Personal information
- Nationality: Australian
- Born: 27 February 1936 Perth, Australia
- Died: 26 January 1995 (aged 58) Melbourne, Australia
- Height: 187 cm (6 ft 2 in)
- Weight: 70 kg (154 lb)

Sport
- Sport: Athletics
- Event: long jump/triple jump
- Club: Old Melburnians

Medal record
Men's Athletics
Representing Australia
British Empire and Commonwealth Games
| Gold medal – first place | 1958 Cardiff | Triple Jump |
| Gold medal – first place | 1962 Perth | Triple Jump |

= Ian Tomlinson (athlete) =

Australian triple and long jumper (1936–1995)

Ian Ross Tomlinson (27 February 1936 - 26 January 1995) was an Olympic athlete from Australia, who competed at two consecutive Olympic Games.

== Biography ==
Born in Perth, Western Australia Tomlinson represented Australia and specialised in the triple jump and long jump events during his career.

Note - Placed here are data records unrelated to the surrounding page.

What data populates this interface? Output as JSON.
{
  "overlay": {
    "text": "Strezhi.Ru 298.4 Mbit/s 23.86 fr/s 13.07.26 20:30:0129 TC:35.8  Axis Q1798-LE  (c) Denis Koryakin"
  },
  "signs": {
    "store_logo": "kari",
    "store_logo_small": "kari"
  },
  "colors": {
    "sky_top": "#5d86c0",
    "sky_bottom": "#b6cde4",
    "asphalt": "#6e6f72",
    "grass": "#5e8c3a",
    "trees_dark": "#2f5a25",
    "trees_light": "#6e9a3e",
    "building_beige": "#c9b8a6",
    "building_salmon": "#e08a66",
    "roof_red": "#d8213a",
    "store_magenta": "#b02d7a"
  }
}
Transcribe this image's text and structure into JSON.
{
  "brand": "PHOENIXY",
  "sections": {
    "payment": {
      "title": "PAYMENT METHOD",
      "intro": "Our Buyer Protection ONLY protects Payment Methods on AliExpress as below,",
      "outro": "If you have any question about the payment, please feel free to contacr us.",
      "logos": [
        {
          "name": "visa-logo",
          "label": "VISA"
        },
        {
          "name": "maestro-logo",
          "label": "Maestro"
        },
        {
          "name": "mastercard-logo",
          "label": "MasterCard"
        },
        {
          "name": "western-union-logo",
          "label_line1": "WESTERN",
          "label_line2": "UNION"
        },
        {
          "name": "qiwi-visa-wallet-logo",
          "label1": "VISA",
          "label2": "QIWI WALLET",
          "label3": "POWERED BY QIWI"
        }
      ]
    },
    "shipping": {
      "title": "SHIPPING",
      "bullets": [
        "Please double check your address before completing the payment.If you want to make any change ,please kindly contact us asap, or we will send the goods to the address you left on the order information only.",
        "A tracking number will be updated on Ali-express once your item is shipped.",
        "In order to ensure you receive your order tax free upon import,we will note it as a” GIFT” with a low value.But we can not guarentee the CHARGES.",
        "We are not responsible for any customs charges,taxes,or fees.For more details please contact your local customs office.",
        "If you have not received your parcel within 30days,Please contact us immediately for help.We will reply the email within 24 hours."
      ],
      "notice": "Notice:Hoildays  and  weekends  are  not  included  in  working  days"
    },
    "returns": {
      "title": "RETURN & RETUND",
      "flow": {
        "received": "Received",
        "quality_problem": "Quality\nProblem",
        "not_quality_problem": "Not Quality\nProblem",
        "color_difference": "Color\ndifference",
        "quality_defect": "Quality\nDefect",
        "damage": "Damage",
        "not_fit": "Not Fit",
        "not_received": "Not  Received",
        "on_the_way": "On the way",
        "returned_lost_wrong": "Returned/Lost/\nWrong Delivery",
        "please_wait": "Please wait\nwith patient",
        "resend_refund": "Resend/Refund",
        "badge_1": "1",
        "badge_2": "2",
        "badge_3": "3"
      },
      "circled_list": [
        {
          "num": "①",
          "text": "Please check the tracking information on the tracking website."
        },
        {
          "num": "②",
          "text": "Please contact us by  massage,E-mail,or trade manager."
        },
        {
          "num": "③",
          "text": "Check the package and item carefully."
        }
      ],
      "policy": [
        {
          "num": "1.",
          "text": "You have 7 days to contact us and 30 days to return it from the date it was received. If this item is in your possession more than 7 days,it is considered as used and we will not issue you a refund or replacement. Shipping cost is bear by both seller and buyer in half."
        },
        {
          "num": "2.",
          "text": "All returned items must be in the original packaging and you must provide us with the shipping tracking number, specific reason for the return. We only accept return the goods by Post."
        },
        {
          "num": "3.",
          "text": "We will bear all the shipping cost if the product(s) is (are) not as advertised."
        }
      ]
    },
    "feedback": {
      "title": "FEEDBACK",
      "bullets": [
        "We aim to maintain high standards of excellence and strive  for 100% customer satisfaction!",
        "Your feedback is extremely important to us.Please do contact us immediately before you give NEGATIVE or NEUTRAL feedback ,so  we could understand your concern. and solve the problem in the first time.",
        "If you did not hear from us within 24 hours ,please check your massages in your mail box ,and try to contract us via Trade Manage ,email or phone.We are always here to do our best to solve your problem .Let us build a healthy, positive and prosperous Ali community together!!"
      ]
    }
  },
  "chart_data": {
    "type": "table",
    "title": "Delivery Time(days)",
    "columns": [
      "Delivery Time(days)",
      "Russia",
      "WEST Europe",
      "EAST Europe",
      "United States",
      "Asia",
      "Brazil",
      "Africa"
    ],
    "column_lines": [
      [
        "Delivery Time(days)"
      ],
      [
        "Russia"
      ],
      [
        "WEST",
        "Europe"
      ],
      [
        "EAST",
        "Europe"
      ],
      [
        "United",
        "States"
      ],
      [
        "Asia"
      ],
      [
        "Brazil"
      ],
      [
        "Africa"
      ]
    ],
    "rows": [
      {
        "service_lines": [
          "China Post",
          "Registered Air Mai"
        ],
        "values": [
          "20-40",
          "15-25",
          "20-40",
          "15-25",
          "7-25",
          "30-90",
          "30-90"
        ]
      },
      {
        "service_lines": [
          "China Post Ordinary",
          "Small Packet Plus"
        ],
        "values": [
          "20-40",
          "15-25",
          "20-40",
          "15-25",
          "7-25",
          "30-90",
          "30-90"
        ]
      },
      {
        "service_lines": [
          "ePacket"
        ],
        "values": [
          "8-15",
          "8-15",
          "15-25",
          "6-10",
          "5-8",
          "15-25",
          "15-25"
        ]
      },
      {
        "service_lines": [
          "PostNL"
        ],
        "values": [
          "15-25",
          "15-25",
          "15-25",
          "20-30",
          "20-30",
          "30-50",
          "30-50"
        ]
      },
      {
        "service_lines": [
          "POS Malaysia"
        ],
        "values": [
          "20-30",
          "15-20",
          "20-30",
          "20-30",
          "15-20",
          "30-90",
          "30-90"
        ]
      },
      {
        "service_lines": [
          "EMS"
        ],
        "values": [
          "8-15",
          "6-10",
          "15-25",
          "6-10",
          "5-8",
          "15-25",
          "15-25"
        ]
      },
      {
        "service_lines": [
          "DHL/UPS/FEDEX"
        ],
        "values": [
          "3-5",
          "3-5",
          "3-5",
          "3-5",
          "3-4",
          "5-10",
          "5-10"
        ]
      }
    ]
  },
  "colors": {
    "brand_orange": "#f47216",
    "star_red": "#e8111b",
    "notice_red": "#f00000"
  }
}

Tomlinson finished second behind Dave Norris in the triple jump event at the 1958 AAA Championships and shortly afterwards he claimed the gold medal in the men's triple jump event at the 1958 British Empire and Commonwealth Games for his native country. At the 1960 Olympic Games in Rome, he represented Australia in both of the jump events.

Tomlinson won another gold medal when he represented the Australian team at the 1962 British Empire and Commonwealth Games in Perth, Western Australia, in the men's triple jump event. At the 1964 Olympic Games in Tokyo, he represented Australia again in both jump events.

Tomlinson died in Melbourne, Victoria, aged 58.